Fueron unos minutos hermosos y prolongados y después Olga le dijo al oído una palabra lasciva. Se la susurró una vez y luego otra y otra más, excitada ella misma por esa palabra.
Y entonces las olas de la bondad se abrieron de pronto, y Jakub se encontró con la chica en medio del desierto.

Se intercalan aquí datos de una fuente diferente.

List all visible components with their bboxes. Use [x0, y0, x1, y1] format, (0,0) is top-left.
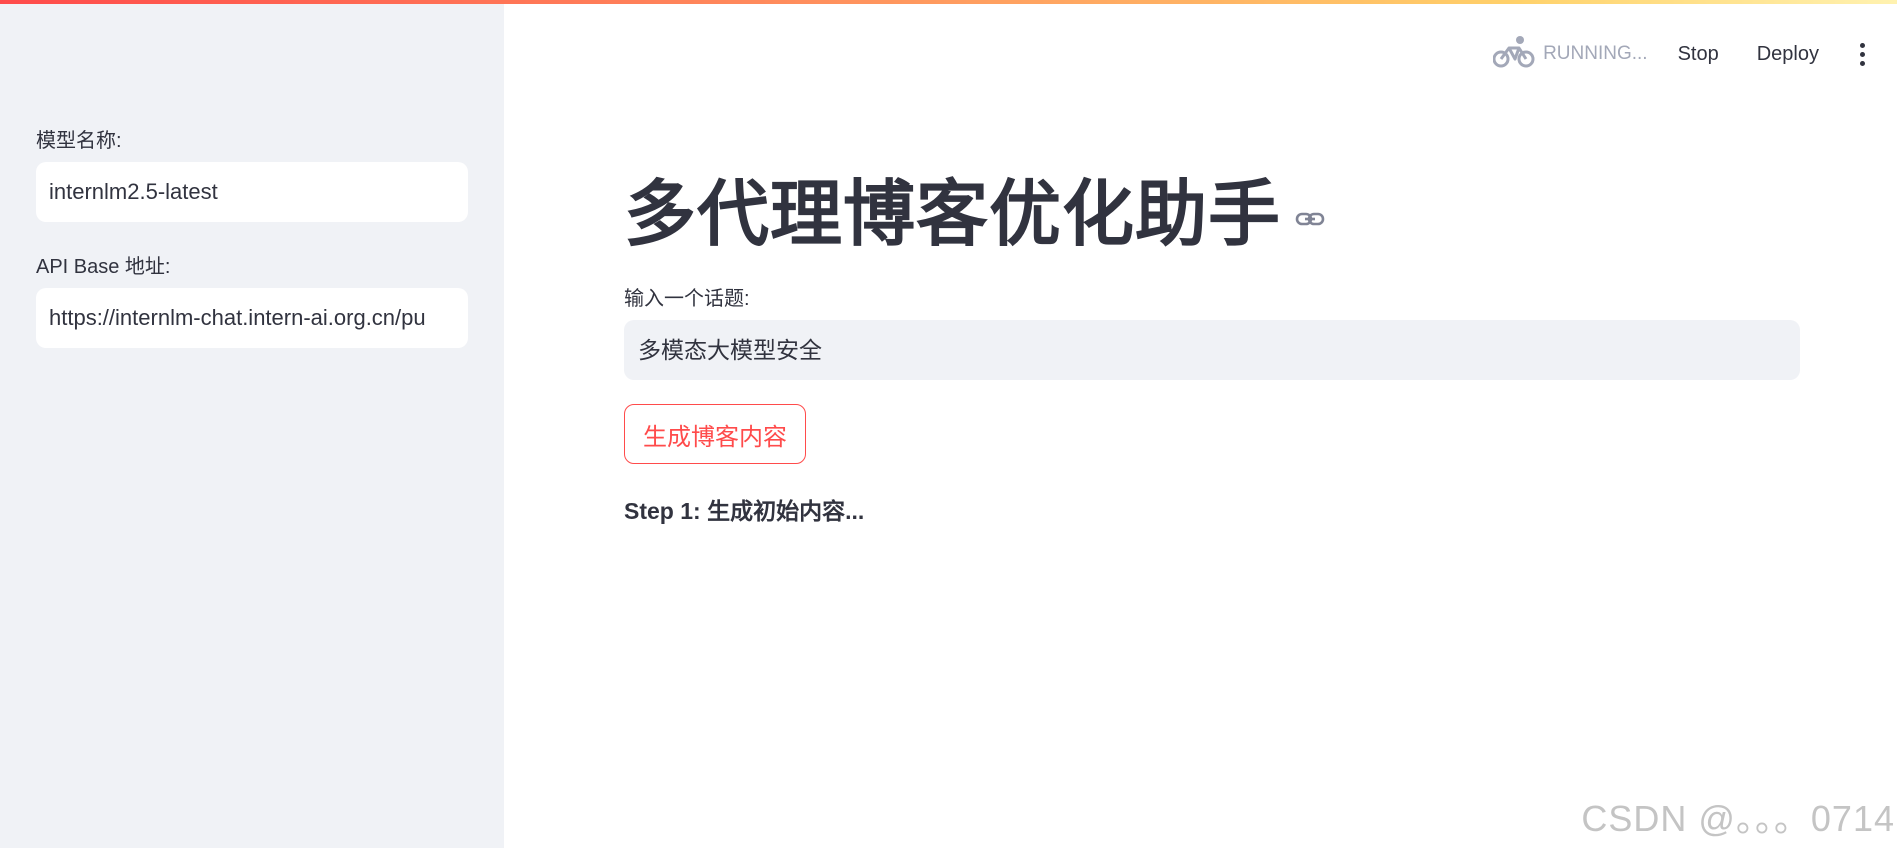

No, otras veces, cuando hacía el amor, no tenía nada en contra de las palabras lascivas. Despertaban en él la sensualidad y la crueldad. De ese modo las mujeres se volvían agradablemente ajenas para su alma y agradablemente apetecibles para su cuerpo.
Pero la palabra lasciva en boca de Olga destruyó de pronto toda la dulce ilusión. Le despertó del sueño. La nube de bondad se dispersó y de pronto se encontró con Olga entre sus brazos tal como la había visto un rato antes: con la gran flor de la cabeza, bajo la cual tiembla el delgado tallo del cuerpo. Aquel ser conmovedor se comportaba provocativamente como una furcia, sin dejar de ser conmovedora, de modo que las palabras lascivas tenían un sonido cómico y triste.
Pero Jakub sabía que no podía permitir que nada de aquello se notase, que tenía que aguantar, que tenía que beber y seguir bebiendo del amargo cáliz de la bondad, porque aquel abrazo absurdo era su única buena obra, su única redención (no había dejado de recordar, ni por un momento, el veneno en el bolso ajeno), su única salvación.